Wiele osób właśnie po 40tce odkrywa, czego pragnie w życiu osobisty i zawodowym. Co naprawdę się liczy. Jakiego chce związku i relacji z ludźmi. Zdobywa się na odwagę i zaczyna wreszcie realizować własne cele i pasje. Wielu moich klientów dopiero „w wieku średnim” postanawia uczyć się asertywności stawiania granic, otwartej komunikacji i wyrażania siebie. Pragnie podnieść poczucie własnej wartości, przełamać samoograniczające przekonania, wdrożyć zdrowe nawyki.

Klienci często przychodzą do mnie również, aby przeanalizować swoją dotychczasową drogę zawodową. Zrobić bilans osiągnięć, kompetencji i możliwości. Zastanowić się, czy dalej poruszać się po obecnej ścieżce zawodowej czy obmyśleć plan B lub w ogóle dokonać rewolucji.

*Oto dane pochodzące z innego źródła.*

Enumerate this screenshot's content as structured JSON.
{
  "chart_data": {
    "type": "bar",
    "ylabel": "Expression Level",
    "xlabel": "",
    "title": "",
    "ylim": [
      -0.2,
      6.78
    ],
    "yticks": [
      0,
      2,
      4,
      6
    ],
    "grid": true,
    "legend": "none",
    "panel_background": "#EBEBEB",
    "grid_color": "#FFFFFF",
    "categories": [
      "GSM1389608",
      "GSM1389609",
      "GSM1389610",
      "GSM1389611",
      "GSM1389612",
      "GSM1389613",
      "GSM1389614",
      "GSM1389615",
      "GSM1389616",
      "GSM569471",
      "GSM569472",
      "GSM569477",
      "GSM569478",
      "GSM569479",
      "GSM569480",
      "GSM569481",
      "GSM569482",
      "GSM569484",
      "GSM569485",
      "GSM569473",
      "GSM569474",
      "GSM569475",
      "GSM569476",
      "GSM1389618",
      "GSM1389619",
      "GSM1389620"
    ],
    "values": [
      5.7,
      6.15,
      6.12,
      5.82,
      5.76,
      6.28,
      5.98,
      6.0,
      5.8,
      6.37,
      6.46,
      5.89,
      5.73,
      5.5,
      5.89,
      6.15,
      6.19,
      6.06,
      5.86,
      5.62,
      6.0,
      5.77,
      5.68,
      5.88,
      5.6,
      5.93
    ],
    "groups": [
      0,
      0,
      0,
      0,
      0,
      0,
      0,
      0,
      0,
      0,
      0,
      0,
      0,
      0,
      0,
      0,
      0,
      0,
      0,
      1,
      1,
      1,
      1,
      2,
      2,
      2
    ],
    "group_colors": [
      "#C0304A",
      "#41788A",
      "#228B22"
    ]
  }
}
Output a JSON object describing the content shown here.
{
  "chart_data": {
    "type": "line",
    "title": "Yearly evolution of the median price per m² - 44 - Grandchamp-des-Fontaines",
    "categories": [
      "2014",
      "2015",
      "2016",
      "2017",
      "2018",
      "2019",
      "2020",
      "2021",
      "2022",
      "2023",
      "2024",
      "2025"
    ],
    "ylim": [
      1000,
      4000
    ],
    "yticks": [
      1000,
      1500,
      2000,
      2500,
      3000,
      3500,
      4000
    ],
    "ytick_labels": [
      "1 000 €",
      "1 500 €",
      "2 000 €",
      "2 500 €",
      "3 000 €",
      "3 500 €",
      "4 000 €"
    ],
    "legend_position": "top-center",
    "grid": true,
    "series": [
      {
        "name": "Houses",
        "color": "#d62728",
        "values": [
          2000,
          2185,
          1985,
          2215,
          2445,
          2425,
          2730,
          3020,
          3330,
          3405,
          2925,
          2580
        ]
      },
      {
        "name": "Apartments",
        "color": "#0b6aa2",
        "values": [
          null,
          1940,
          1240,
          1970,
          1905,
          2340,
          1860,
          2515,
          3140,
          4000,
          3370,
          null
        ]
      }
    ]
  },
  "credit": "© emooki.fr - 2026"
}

Niektórzy dopiero teraz znajdują w sobie siłę na zerwanie toksycznych związków. Uwolnienie się od destrukcyjnych wpływów niektórych osób z rodziny, znajomych czy współpracowników.

Dzięki pracy z coachem, trenerem rozwoju osobistego lub psychoterapeutą można spojrzeć na swoje życie z szerszej perspektywy. Przyjrzeć się różnych aspektom naszego funkcjonowania, postrzegania i towarzyszących nam emocji. A także otrzymać wsparcie emocjonalne oraz praktyczne narzędzia pomagające w pracy nad sobą i osiągania celów.

Choć w „wieku średnim” pojawia się wiele sytuacji trudnych i potencjalnie kryzysowych, to przełom połowy życia może stać się wartościowym czasem, pełnym refleksji i mądrych przewartościowań. Zależy to od tego, jak podejdziemy do tych zmian. Jak do nich przygotujemy się oraz jakimi przekonaniami, kompetencjami i innymi zasobami wspierającymi dysponujemy. W filmiku na YouTube „Twoje atuty – odkryj je!” wyjaśniam, w jaki sposób możemy przyjrzeć się naszym szeroko rozumianym zasobom wspierającym i podaję praktyczne ćwiczenie.

Piosenka jest dobra na wszystko

Wszystkim 40letnim życzę pozytywnego przejścia przez przełom polowy życia. Dokonania mądrych przewartościowań. Wyciągnięcia konstruktywnych wniosków i zadbania o drugą połowę życia, aby stała się dla nas źródłem satysfakcji i spełnienia.

Zapraszam także do uczestnictwa w prowadzonej przeze mnie w grupie rozwojowej „Jak wykorzystać potencjał wieku, aby osiągnąć satysfakcjonujące życie osobiste i zawodowe” dla kobiet i mężczyzn 35 – 50 lat.

Na koniec polecam piosenkę Krzysztofa Krawczyka i Bohdana Smolenia „Człowiek po 40” o znamiennych słowach: Po czterdziestce człowiek wie, na co stać go, na co nie, Co jest dobre, a co złe po czterdziestce człowiek wie. Po czterdziestce człowiek ma trochę z osła, trochę z lwa, Na kobietach tak się zna, jak na graczu karta zła.”